ABSTRACT

The second half of the 4th millennium B.C. was a pivotal time in the development of complex societies in the Near East. Nowhere is this clearer than in the alluvial lowlands of southern Iraq, where Mesopotamian civilization had its origins. The process whereby this occurred is only beginning to be fathomed, but it is clear that communities in the southern Mesopotamian alluvium were expanding rapidly. Internally, this is discernible in the explosive growth of cities and their dependencies, as documented in surveys by Adams (1981). The city of Warka (ancient Uruk), for example, grew to an estimated 200 hectares by the Late Uruk period (Finkbeiner 1987), largely by incorporating rural populations from the surrounding countryside.
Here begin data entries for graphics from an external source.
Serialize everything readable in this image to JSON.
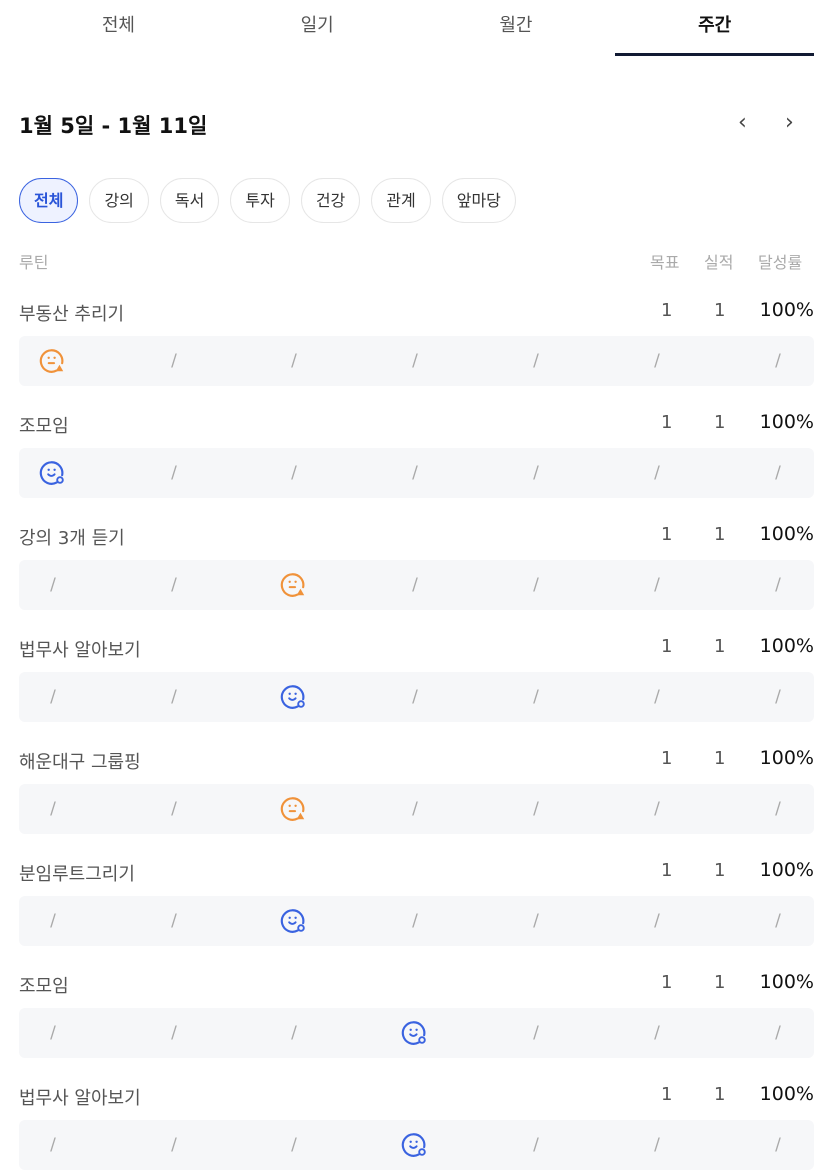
{
  "tabs": [
    {
      "label": "전체"
    },
    {
      "label": "일기"
    },
    {
      "label": "월간"
    },
    {
      "label": "주간",
      "active": true
    }
  ],
  "title": "1월 5일 - 1월 11일",
  "chips": [
    {
      "label": "전체",
      "active": true
    },
    {
      "label": "강의"
    },
    {
      "label": "독서"
    },
    {
      "label": "투자"
    },
    {
      "label": "건강"
    },
    {
      "label": "관계"
    },
    {
      "label": "앞마당"
    }
  ],
  "header": {
    "routine": "루틴",
    "goal": "목표",
    "actual": "실적",
    "rate": "달성률"
  },
  "colors": {
    "orange": "#f0923a",
    "blue": "#3a63e0"
  },
  "empty_mark": "/",
  "rows": [
    {
      "name": "부동산 추리기",
      "goal": "1",
      "actual": "1",
      "rate": "100%",
      "days": [
        "warning",
        "",
        "",
        "",
        "",
        "",
        ""
      ]
    },
    {
      "name": "조모임",
      "goal": "1",
      "actual": "1",
      "rate": "100%",
      "days": [
        "done",
        "",
        "",
        "",
        "",
        "",
        ""
      ]
    },
    {
      "name": "강의 3개 듣기",
      "goal": "1",
      "actual": "1",
      "rate": "100%",
      "days": [
        "",
        "",
        "warning",
        "",
        "",
        "",
        ""
      ]
    },
    {
      "name": "법무사 알아보기",
      "goal": "1",
      "actual": "1",
      "rate": "100%",
      "days": [
        "",
        "",
        "done",
        "",
        "",
        "",
        ""
      ]
    },
    {
      "name": "해운대구 그룹핑",
      "goal": "1",
      "actual": "1",
      "rate": "100%",
      "days": [
        "",
        "",
        "warning",
        "",
        "",
        "",
        ""
      ]
    },
    {
      "name": "분임루트그리기",
      "goal": "1",
      "actual": "1",
      "rate": "100%",
      "days": [
        "",
        "",
        "done",
        "",
        "",
        "",
        ""
      ]
    },
    {
      "name": "조모임",
      "goal": "1",
      "actual": "1",
      "rate": "100%",
      "days": [
        "",
        "",
        "",
        "done",
        "",
        "",
        ""
      ]
    },
    {
      "name": "법무사 알아보기",
      "goal": "1",
      "actual": "1",
      "rate": "100%",
      "days": [
        "",
        "",
        "",
        "done",
        "",
        "",
        ""
      ]
    }
  ]
}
Rapidly developing social and political differentiation is also observable within alluvial polities at this time. This may be inferred from architectural complexes at Warka and Eridu, where earlier prehistoric temples give way without interruption to ever more massive and complex Uruk administrative structures (Heinrich 1982; Safar et al. 1981). Other innovations include new forms of economic arrangements and record keeping, possibly for the first time in human history (Nissen 1985, 1986). Pertinent archaeological, representational, and textual evidence (such as Warka’s Archaic Texts) suggest that by the Uruk period the state held control of a portion of the means of production (encumbered labor) and of its surplus (Zagarell 1986), and that craft and occupational specialization on an industrial scale had been developed (Nissen 1970, 1976). These changes were accompanied by the creation of new forms of symbolic representation that were presumably needed to validate the transformations taking place in the realm of social and political relationships. In turn, this led to the creation of an artistic tradition and iconographical repertoire that was to set the framework for pictorial representation in Mesopotamia for millennia to follow.